Charlotte é uma jovem cozinheira que vive em Paris. Por dez anos trabalhou e aprendeu tudo na cozinha do modesto restaurante de seu avô paterno, que por problemas financeiros foi fechado. 

Precisando de dinheiro consegue um trabalho de garçonete no Le Procope, um dos restaurantes mais antigos e nobres da Cidade Luz, lugar onde conhece Benjamin Hastings, um homem culto e despreocupado com a vida. Ben se sente a cada vez mais apaixonado pela jovem, enquanto ela está sempre procurando desculpas para não aceitar o convite de um passeio à margem do Rio Sena. 

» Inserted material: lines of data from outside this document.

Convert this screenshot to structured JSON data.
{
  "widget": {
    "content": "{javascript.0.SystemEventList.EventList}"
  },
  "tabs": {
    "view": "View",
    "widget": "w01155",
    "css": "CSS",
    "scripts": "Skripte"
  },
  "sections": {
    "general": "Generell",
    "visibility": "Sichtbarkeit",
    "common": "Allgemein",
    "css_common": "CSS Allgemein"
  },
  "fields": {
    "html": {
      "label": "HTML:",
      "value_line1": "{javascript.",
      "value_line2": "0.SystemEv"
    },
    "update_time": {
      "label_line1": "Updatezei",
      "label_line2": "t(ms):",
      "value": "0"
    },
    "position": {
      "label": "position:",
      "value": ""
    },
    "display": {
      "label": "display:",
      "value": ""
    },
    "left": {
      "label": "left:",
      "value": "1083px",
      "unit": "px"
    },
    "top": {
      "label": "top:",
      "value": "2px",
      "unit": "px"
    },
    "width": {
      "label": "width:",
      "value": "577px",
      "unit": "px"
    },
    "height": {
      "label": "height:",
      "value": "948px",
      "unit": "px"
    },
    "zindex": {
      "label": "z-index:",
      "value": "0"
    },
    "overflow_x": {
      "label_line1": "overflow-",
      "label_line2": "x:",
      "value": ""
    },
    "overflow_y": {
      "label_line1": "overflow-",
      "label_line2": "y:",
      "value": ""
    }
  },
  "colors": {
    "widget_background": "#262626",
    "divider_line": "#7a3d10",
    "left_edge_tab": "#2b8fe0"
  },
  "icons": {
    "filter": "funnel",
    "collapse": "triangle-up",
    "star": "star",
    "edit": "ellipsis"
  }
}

Em um dia, ela aceita o convite do charmoso homem e então se vê dentro de uma nova atmosfera amorosa e descobre que o seu admirador é também um amante da gastronomia. Alguém com quem poderia contar para realizar o sonho de reaver o restaurante de seu avô e se tornar uma grande chef.

Resenha

Hoje trazemos algo interessante sobre a vida desta jovem que se apresenta para nós: “Eu sou Charlotte Dupont, nasci em Lyon e vivo em Paris há mais de vinte anos, desde o falecimento de minha mãe, Claire.” Essa jovem de tamanha graça trouxe de volta o clássico antigo de garotas graciosas dos contos amorosos. Eu me identifiquei com a personagem (que só entre nós… acho que tem muito a ver com a escritora, apesar de não conhecê-la pessoalmente rsrsrs). Uma francesa que continua solteira. E como ela diz: “por escolha própria. Já passei da idade que acredita nas ilusões que as pessoas criam sobre o amor, ainda mais, em Paris. ”.  Desta forma iniciei minha leitura já sabendo que teria que ver um novo romance surgir, não era um romance de paixões em alguma aventura ou de crises dramáticas, haveria de ser a história de Charlotte, até que entrou quem eu esperava, aquela segunda pessoa que acabaria com as desilusões da Charlotte Dupont. Seu nome: Benjamin. Um franco canadense que visitava Paris pela primeira vez, para alguns concursos e eventos de gastronomia. Ele tinha um restaurante, ela trabalhava na área também. E de acordo com o destino que lhes foram traçados eles se conheceram, diante do enredo é preciso abordar que eles estavam em Paris, “na cidade perfeita. A Cidade Luz. A capital da Moda. A dona da belíssima Torre Eiffel. E o terceiro motivo que faz com que os parisienses se orgulhem, a capital da Gastronomia. ”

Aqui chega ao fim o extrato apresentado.